Crop Residue

The Institute for Technology Development (ITD) partnered with the U.S. Department of Agriculture’s (USDA) Natural Resource Conservation Service (NRCS) to investigate the use of remotely sensed imagery from the NASA Science Mission Directorate’s suite of Earth observing sensors to map crop residue and tillage practices. The NRCS national residue mapping program is done biannually due to the high costs involved. They are only able to survey a small number of fields, and the methodology is subjective. Using remotely sensed imagery may help to reduce the costs, as well as increase the accuracy by allowing many more fields to be used in the program.

Soil erosion and its related runoff is a serious problem in U.S. agriculture. The USDA has classified 33% of U.S. agricultural land as being highly erodible (Figure 1). The USDA-NRCS has developed initiatives to address this problem. These include the Biennial National Crop Residue Management Survey which estimates acreage by tillage practice, the Environmental Quality Incentives Program (EQUIP) which encourages and rewards conservation tillage, and the Conservation Security Program (CSP) which also encourages and rewards conservation tillage. All of these programs depend, directly or indirectly, on being able to determine the crop residue cover percentage, which implies the tillage practice, for a field. The methods include windshield surveys, line transects and photo-comparison.


Figure 1. Distribution of highly erodible cropland in the U.S.

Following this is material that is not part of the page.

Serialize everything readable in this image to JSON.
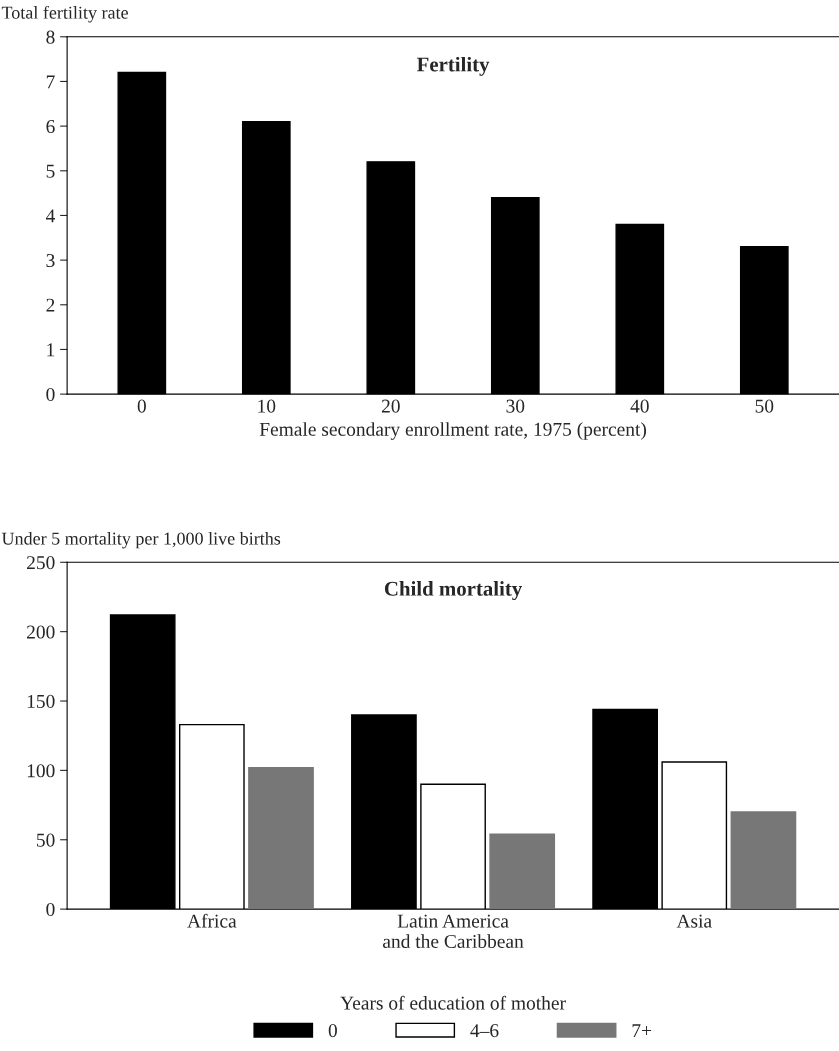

Five counties in two states were selected as the study area. This represented corn, soybeans and winter wheat crops over a variety of soil types and growing conditions. The counties in the study sites were suggested by NRCS. In addition, NRCS and state personnel in these counties agreed to assist ITD in conducting the ground truth sampling. As shown in Figure 2, these sites include Scott and Rice Counties in Kansas; and Wabash, Huntington, and Grant Counties in Indiana.

Kansas contains a large number of acres of highly erodible cropland, while Indiana has a significant variation in the amount of crop residue coverage within its agricultural lands. The sites contain approximately 1500 fields.

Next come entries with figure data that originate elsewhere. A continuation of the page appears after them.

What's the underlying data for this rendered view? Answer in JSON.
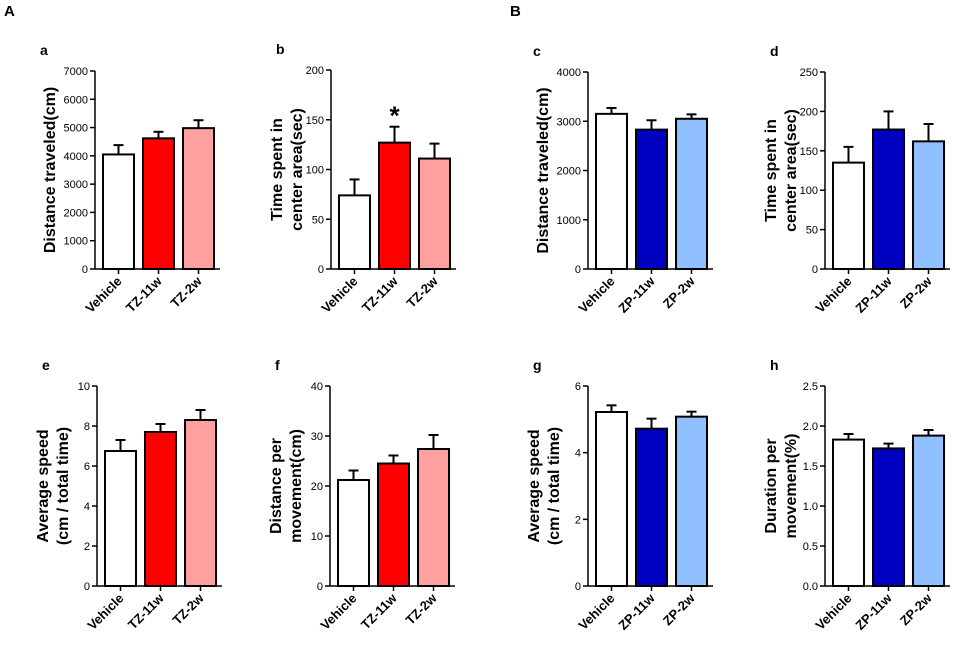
{
  "sections": [
    {
      "label": "A"
    },
    {
      "label": "B"
    }
  ],
  "colors": {
    "vehicle": "#ffffff",
    "tz_11w": "#ff0000",
    "tz_2w": "#ffa0a0",
    "zp_11w": "#0000c0",
    "zp_2w": "#90c0ff",
    "outline": "#000000"
  },
  "chart_data": [
    {
      "panel": "a",
      "type": "bar",
      "categories": [
        "Vehicle",
        "TZ-11w",
        "TZ-2w"
      ],
      "values": [
        4050,
        4620,
        4980
      ],
      "errors": [
        330,
        230,
        280
      ],
      "fills": [
        "vehicle",
        "tz_11w",
        "tz_2w"
      ],
      "ylabel": [
        "Distance traveled(cm)"
      ],
      "ylim": [
        0,
        7000
      ],
      "yticks": [
        0,
        1000,
        2000,
        3000,
        4000,
        5000,
        6000,
        7000
      ],
      "significance": [
        "",
        "",
        ""
      ]
    },
    {
      "panel": "b",
      "type": "bar",
      "categories": [
        "Vehicle",
        "TZ-11w",
        "TZ-2w"
      ],
      "values": [
        74,
        127,
        111
      ],
      "errors": [
        16,
        16,
        15
      ],
      "fills": [
        "vehicle",
        "tz_11w",
        "tz_2w"
      ],
      "ylabel": [
        "Time spent in",
        "center area(sec)"
      ],
      "ylim": [
        0,
        200
      ],
      "yticks": [
        0,
        50,
        100,
        150,
        200
      ],
      "significance": [
        "",
        "*",
        ""
      ]
    },
    {
      "panel": "c",
      "type": "bar",
      "categories": [
        "Vehicle",
        "ZP-11w",
        "ZP-2w"
      ],
      "values": [
        3150,
        2830,
        3050
      ],
      "errors": [
        120,
        190,
        90
      ],
      "fills": [
        "vehicle",
        "zp_11w",
        "zp_2w"
      ],
      "ylabel": [
        "Distance traveled(cm)"
      ],
      "ylim": [
        0,
        4000
      ],
      "yticks": [
        0,
        1000,
        2000,
        3000,
        4000
      ],
      "significance": [
        "",
        "",
        ""
      ]
    },
    {
      "panel": "d",
      "type": "bar",
      "categories": [
        "Vehicle",
        "ZP-11w",
        "ZP-2w"
      ],
      "values": [
        135,
        177,
        162
      ],
      "errors": [
        20,
        23,
        22
      ],
      "fills": [
        "vehicle",
        "zp_11w",
        "zp_2w"
      ],
      "ylabel": [
        "Time spent in",
        "center area(sec)"
      ],
      "ylim": [
        0,
        250
      ],
      "yticks": [
        0,
        50,
        100,
        150,
        200,
        250
      ],
      "significance": [
        "",
        "",
        ""
      ]
    },
    {
      "panel": "e",
      "type": "bar",
      "categories": [
        "Vehicle",
        "TZ-11w",
        "TZ-2w"
      ],
      "values": [
        6.75,
        7.7,
        8.3
      ],
      "errors": [
        0.55,
        0.4,
        0.5
      ],
      "fills": [
        "vehicle",
        "tz_11w",
        "tz_2w"
      ],
      "ylabel": [
        "Average speed",
        "(cm / total time)"
      ],
      "ylim": [
        0,
        10
      ],
      "yticks": [
        0,
        2,
        4,
        6,
        8,
        10
      ],
      "significance": [
        "",
        "",
        ""
      ]
    },
    {
      "panel": "f",
      "type": "bar",
      "categories": [
        "Vehicle",
        "TZ-11w",
        "TZ-2w"
      ],
      "values": [
        21.2,
        24.5,
        27.4
      ],
      "errors": [
        1.9,
        1.6,
        2.8
      ],
      "fills": [
        "vehicle",
        "tz_11w",
        "tz_2w"
      ],
      "ylabel": [
        "Distance per",
        "movement(cm)"
      ],
      "ylim": [
        0,
        40
      ],
      "yticks": [
        0,
        10,
        20,
        30,
        40
      ],
      "significance": [
        "",
        "",
        ""
      ]
    },
    {
      "panel": "g",
      "type": "bar",
      "categories": [
        "Vehicle",
        "ZP-11w",
        "ZP-2w"
      ],
      "values": [
        5.22,
        4.72,
        5.08
      ],
      "errors": [
        0.2,
        0.3,
        0.15
      ],
      "fills": [
        "vehicle",
        "zp_11w",
        "zp_2w"
      ],
      "ylabel": [
        "Average speed",
        "(cm / total time)"
      ],
      "ylim": [
        0,
        6
      ],
      "yticks": [
        0,
        2,
        4,
        6
      ],
      "significance": [
        "",
        "",
        ""
      ]
    },
    {
      "panel": "h",
      "type": "bar",
      "categories": [
        "Vehicle",
        "ZP-11w",
        "ZP-2w"
      ],
      "values": [
        1.83,
        1.72,
        1.88
      ],
      "errors": [
        0.07,
        0.06,
        0.07
      ],
      "fills": [
        "vehicle",
        "zp_11w",
        "zp_2w"
      ],
      "ylabel": [
        "Duration per",
        "movement(%)"
      ],
      "ylim": [
        0,
        2.5
      ],
      "yticks": [
        0,
        0.5,
        1.0,
        1.5,
        2.0,
        2.5
      ],
      "significance": [
        "",
        "",
        ""
      ]
    }
  ]
}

Figure 2. Crop Residue Project study sites

The overall goal of this project was to demonstrate that remotely sensed imagery can estimate crop residue cover fractions over different tillage practices, soil types, and crops.

The results indicate that imagery has a greater ability to identify residue within corn fields than within soybean fields. The biomass produced by corn is substantially larger than that produced by soybeans, thus greater amounts of residue remain in the field after the crop is harvested. Overall, the greater amount of crop residue likely yields a stronger response in the SWIR bands. In addition, the substantially lower amount of biomass produced by soybeans likely contributes to more soil spectra being recorded by the sensors resulting in confounding of the cellulose-lignin detection.